The slaves, who had been lounging on the grass, scrambled to their feet. The family on the porch stood up. The band of musicians in the parlor began to play softly. Judith went to the steps and waited opposite Philip.
The carriage turned into the avenue and stopped. The coachman, grand in black coat and high hat, grinned at the fieldhands from haughty distance. The footman sprang down and opened the door. David got out, sweeping his hat toward the slaves as they began to cheer. Emily put her hand into his and followed.
For an instant she stood there, looking with a faint, half-abashed little smile at the slaves and the big house, as though hardly sure all this could be for her. She was slim and apple-breasted, in a sheer blue gown that fell straight and narrow to her feet, girdled high with a chain of rosebuds on a velvet ribbon. Below her little puffed sleeves her arms were covered with long gloves of white lace. The brim of her hat was drawn close to her cheeks on each side by wide blue ribbons that tied under her chin. She regarded them all with wide dark eyes, pleased and yet very shy, and her hand still held David’s as though but for him she would have run away. David was looking at Emily with such proud adoration that he hardly seemed aware of the others except as audience for what he had brought home. “Aren’t they sweet?” Philip said suddenly to Judith.
“He loves her very much,” said Judith softly.
Behind her she heard Carl Heriot murmur to Rita, “She’s scared to death.”
“Don’t be silly,” Rita retorted. “So was I. And I’m not usually bashful.” The house-girls to whom had been given the honor tossed flowers for Emily to walk on. The others began to exclaim, “Evenin’, young miss! Evenin’, young massa!”
Emily smiled and looked up at David. He tucked her hand under his arm, and as they began to walk toward the house other Negroes behind the curtseying house-folk shouted “Marriage gif’!”
Emily began to laugh. David dropped her arm and felt in his pockets. Emily cupped her hands, and when he had filled them with coins she flung her bride’s largesse to the slaves. They cheered and scrambled.
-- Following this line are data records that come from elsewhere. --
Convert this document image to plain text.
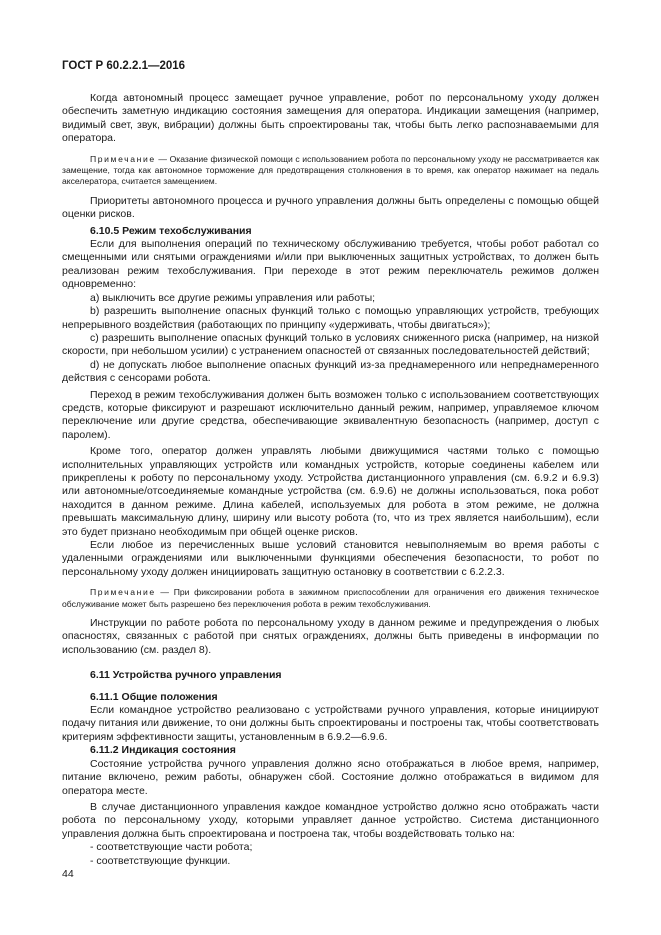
ГОСТ Р 60.2.2.1—2016

Когда автономный процесс замещает ручное управление, робот по персональному уходу должен обеспечить заметную индикацию состояния замещения для оператора. Индикации замещения (например, видимый свет, звук, вибрации) должны быть спроектированы так, чтобы быть легко распознаваемыми для оператора.

Примечание — Оказание физической помощи с использованием робота по персональному уходу не рассматривается как замещение, тогда как автономное торможение для предотвращения столкновения в то время, как оператор нажимает на педаль акселератора, считается замещением.

Приоритеты автономного процесса и ручного управления должны быть определены с помощью общей оценки рисков.

6.10.5 Режим техобслуживания

Если для выполнения операций по техническому обслуживанию требуется, чтобы робот работал со смещенными или снятыми ограждениями и/или при выключенных защитных устройствах, то должен быть реализован режим техобслуживания. При переходе в этот режим переключатель режимов должен одновременно:

a) выключить все другие режимы управления или работы;

b) разрешить выполнение опасных функций только с помощью управляющих устройств, требующих непрерывного воздействия (работающих по принципу «удерживать, чтобы двигаться»);

c) разрешить выполнение опасных функций только в условиях сниженного риска (например, на низкой скорости, при небольшом усилии) с устранением опасностей от связанных последовательностей действий;

d) не допускать любое выполнение опасных функций из-за преднамеренного или непреднамеренного действия с сенсорами робота.

Переход в режим техобслуживания должен быть возможен только с использованием соответствующих средств, которые фиксируют и разрешают исключительно данный режим, например, управляемое ключом переключение или другие средства, обеспечивающие эквивалентную безопасность (например, доступ с паролем).

Кроме того, оператор должен управлять любыми движущимися частями только с помощью исполнительных управляющих устройств или командных устройств, которые соединены кабелем или прикреплены к роботу по персональному уходу. Устройства дистанционного управления (см. 6.9.2 и 6.9.3) или автономные/отсоединяемые командные устройства (см. 6.9.6) не должны использоваться, пока робот находится в данном режиме. Длина кабелей, используемых для робота в этом режиме, не должна превышать максимальную длину, ширину или высоту робота (то, что из трех является наибольшим), если это будет признано необходимым при общей оценке рисков.

Если любое из перечисленных выше условий становится невыполняемым во время работы с удаленными ограждениями или выключенными функциями обеспечения безопасности, то робот по персональному уходу должен инициировать защитную остановку в соответствии с 6.2.2.3.

Примечание — При фиксировании робота в зажимном приспособлении для ограничения его движения техническое обслуживание может быть разрешено без переключения робота в режим техобслуживания.

Инструкции по работе робота по персональному уходу в данном режиме и предупреждения о любых опасностях, связанных с работой при снятых ограждениях, должны быть приведены в информации по использованию (см. раздел 8).

6.11 Устройства ручного управления

6.11.1 Общие положения

Если командное устройство реализовано с устройствами ручного управления, которые инициируют подачу питания или движение, то они должны быть спроектированы и построены так, чтобы соответствовать критериям эффективности защиты, установленным в 6.9.2—6.9.6.

6.11.2 Индикация состояния

Состояние устройства ручного управления должно ясно отображаться в любое время, например, питание включено, режим работы, обнаружен сбой. Состояние должно отображаться в видимом для оператора месте.

В случае дистанционного управления каждое командное устройство должно ясно отображать части робота по персональному уходу, которыми управляет данное устройство. Система дистанционного управления должна быть спроектирована и построена так, чтобы воздействовать только на:

- соответствующие части робота;

- соответствующие функции.

44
The footman brought a bag of coins from the carriage and David held it open so Emily could dip in her hands for more.
The slaves tumbled down and got up, shouting, “Happy days foh de missis! Happy days and plenty chirren!” Judith laughed softly as David and Emily made their slow progress to the house. When they reached the steps Philip went down and took Emily’s hands in his and kissed her. “Welcome to Ardeith, daughter.”
Emily said, “Thank you, father.”
She turned to Judith. Judith put her arms around her. “We wish you every happiness, my dear.”
“And for you,” said Emily.
Judith took up the keys hanging from her girdle and detached two of them from the chain. “Your rooms, Emily.”